Vanier v. Vanier

— Per Curiam.

Cross appeals from an order of the Supreme Court at Special Term (White, J.), entered April 15, 1985 in Schenectady County, which granted plaintiff summary judgment on her first cause of action, granted defendant summary judgment dismissing plaintiff’s second cause of action and severed defendant’s counterclaim.

In December 1983, plaintiff was granted a judgment of divorce against defendant on the ground of cruel and inhuman treatment. The judgment of divorce incorporated the terms of a separation agreement and an in-court stipulation entered into by the parties. The parties agreed, inter alia, to divide equally their savings and checking accounts, with each party receiving $6,732.50. Defendant was to receive possession of certain silver coins valued at $6,920. Defendant also agreed to be responsible for the reasonable and necessary medical expenses of his children.

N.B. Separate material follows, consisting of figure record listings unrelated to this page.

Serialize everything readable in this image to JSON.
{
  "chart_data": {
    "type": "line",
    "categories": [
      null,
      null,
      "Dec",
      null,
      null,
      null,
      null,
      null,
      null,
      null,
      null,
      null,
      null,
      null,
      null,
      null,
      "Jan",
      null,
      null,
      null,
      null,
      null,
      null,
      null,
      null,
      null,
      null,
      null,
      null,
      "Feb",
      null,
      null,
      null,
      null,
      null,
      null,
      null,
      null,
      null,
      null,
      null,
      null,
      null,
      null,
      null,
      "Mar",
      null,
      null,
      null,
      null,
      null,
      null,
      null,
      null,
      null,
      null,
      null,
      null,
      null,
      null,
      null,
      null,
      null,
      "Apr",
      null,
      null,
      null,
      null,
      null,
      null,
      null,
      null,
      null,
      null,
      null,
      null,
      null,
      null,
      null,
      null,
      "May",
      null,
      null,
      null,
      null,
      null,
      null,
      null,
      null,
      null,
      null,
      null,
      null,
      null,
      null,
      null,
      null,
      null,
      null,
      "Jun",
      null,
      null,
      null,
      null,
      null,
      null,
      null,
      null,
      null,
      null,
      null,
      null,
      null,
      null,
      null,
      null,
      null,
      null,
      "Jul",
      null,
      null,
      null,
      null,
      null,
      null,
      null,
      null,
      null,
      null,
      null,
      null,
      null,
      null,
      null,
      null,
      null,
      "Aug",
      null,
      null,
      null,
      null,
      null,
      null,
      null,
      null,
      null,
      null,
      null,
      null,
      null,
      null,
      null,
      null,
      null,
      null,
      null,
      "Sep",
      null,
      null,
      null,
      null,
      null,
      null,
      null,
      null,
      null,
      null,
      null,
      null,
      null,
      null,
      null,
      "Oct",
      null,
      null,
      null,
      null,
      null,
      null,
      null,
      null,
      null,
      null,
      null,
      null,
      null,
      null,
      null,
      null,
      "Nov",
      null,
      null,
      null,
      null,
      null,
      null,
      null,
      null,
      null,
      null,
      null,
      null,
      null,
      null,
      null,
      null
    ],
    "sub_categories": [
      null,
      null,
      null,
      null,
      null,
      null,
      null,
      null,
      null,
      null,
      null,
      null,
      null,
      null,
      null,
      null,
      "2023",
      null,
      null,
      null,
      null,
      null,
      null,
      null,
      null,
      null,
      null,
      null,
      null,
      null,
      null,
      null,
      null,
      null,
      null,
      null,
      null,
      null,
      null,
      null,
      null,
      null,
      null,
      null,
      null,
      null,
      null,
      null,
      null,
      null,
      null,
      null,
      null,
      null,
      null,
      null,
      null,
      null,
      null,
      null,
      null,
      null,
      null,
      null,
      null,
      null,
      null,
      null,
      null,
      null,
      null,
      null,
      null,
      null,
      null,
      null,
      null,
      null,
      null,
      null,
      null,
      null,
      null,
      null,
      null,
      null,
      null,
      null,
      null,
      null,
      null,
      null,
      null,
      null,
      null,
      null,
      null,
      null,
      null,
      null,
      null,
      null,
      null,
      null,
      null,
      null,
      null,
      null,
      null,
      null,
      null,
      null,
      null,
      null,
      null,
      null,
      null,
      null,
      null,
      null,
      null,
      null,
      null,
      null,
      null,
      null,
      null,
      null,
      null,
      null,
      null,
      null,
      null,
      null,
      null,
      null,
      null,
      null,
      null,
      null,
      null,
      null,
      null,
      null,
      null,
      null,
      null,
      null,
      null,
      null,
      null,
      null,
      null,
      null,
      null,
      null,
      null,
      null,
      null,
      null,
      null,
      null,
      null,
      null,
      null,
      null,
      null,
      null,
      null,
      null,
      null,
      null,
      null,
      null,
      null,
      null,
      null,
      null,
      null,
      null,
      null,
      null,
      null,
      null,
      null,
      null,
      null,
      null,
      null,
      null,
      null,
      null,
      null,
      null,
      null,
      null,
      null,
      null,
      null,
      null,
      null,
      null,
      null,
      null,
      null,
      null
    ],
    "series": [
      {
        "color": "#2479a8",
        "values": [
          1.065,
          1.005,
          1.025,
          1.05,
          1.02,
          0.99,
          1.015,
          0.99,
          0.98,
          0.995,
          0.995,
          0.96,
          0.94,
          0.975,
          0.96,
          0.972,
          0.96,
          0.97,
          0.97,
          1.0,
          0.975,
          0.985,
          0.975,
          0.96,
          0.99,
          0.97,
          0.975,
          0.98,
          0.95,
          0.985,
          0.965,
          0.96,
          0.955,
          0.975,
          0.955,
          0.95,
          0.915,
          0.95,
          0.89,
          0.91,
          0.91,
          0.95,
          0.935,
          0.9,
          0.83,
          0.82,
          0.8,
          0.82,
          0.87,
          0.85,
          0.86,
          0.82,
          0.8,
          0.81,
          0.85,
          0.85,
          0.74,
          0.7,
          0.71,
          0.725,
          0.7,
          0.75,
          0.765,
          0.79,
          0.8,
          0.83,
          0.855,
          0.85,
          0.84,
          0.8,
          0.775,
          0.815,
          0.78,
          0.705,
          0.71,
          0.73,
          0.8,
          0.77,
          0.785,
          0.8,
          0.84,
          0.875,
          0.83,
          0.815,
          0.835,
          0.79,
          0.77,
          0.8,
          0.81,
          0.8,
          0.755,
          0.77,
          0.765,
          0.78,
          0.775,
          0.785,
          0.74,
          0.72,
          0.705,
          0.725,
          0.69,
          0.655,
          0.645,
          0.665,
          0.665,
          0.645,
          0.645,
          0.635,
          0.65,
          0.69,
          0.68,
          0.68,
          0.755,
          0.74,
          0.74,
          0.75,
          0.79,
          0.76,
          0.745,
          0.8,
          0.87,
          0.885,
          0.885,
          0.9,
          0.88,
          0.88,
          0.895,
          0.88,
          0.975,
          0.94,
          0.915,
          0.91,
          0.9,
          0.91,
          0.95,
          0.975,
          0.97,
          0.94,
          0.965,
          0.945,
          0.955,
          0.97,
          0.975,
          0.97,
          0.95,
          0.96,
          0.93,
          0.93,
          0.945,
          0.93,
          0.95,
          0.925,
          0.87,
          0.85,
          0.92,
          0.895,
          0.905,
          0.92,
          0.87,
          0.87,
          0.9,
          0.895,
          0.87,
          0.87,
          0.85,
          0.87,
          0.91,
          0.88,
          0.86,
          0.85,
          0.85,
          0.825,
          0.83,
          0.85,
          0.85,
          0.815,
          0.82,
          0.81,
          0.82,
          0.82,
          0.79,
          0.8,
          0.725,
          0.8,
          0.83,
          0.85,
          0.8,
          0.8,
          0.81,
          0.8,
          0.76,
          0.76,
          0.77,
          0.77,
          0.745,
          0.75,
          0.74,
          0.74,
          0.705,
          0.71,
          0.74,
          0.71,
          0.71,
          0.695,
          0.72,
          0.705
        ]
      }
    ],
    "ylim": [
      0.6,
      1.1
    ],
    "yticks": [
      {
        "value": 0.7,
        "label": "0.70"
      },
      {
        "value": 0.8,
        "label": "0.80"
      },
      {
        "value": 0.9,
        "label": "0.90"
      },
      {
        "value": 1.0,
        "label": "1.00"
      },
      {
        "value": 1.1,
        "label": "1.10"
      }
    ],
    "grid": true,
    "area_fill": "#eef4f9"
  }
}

In June 1984, plaintiff commenced this action alleging, for a first cause of action, that defendant had failed to pay her $1,730 of the money due from the savings and checking accounts, and, for a second cause of action, that defendant had refused to pay $2,055 necessary for his son’s orthodontic expenses. Defendant answered, asserting a general denial, and, in a counterclaim, alleging that plaintiff had failed to *904deliver certain of the silver coins. Plaintiff moved for summary judgment. Special Term granted plaintiff’s motion for summary judgment on her first cause of action. However, summary judgment was awarded to defendant on plaintiff’s second cause of action and the counterclaim was severed. These cross appeals ensued.

Initially, we note that defendant’s general denial was not sufficient, by itself, to prove the existence of a triable issue of fact (see, e.g., New York Higher Educ. Servs. Corp. v Ortiz, 104 AD2d 684, 685). Additionally, we find meritless defendant’s contention that his counterclaim precluded summary judgment on plaintiff’s first cause of action. The mere assertion of a counterclaim does not bar summary judgment on the main claim (see, e.g., Northway Eng. v Highland Retirement Center, 101 AD2d 641, lv denied 63 NY2d 601). Summary judgment may be granted even where the amount of the counterclaim exceeds the main claim (see, Quaker-Empire Constr. Co. v Collins Constr. Co., 69 AD2d 943, 944). If the counterclaim and main claim are inextricably interwoven, partial summary judgment is inappropriate (see, Created Gemstones v Union Carbide Corp., 47 NY2d 250, 254). Here, plaintiff’s main claim asserts that defendant reneged on his contractual obligation to deliver the full amount of cash due her under the separation agreement. Defendant’s counterclaim involves silver coins which plaintiff allegedly failed to deliver under the terms of the same agreement. Although the counterclaim is related to the main claim, the two are not so inextricably interwoven as to make severance improper. Furthermore, defendant has not established merit to the assertion in his counterclaim that plaintiff has possession of the silver coins, which were allegedly buried in the backyard of the marital residence.

We reject, however, plaintiff’s contention that the separation agreement and stipulation support her claim that defendant agreed to pay for their son’s orthodontic expenses. Defendant agreed to "be responsible for the reasonable and necessary medical expenses of his children” (emphasis supplied). The term medical expenses can neither be fairly construed to include orthodontic expenses (cf. Matter of Kelleman v Kelleman, 101 AD2d 668; Tomashek v Tomashek, 78 AD2d 936) nor is it sufficiently ambiguous so as to allow for the introduction of parol evidence (see, Slatt v Slatt, 102 AD2d 475, 476-477, affd 64 NY2d 966). Although plaintiff has submitted affidavits from two persons who witnessed the negotiations and attested that defendant agreed to pay for his son’s orthodontic expenses, parol evidence cannot be considered in order to create an *905ambiguity where none exists on the face of the document (see, Intercontinental Planning v Daystrom, Inc., 24 NY2d 372, 379).

We feel compelled to note that we have addressed only the issues raised at Special Term and in this court. Our decision should not be construed as a determination that plaintiff has no remedy.

Order affirmed, without costs. Main, Mikoll and Harvey, JJ., concur.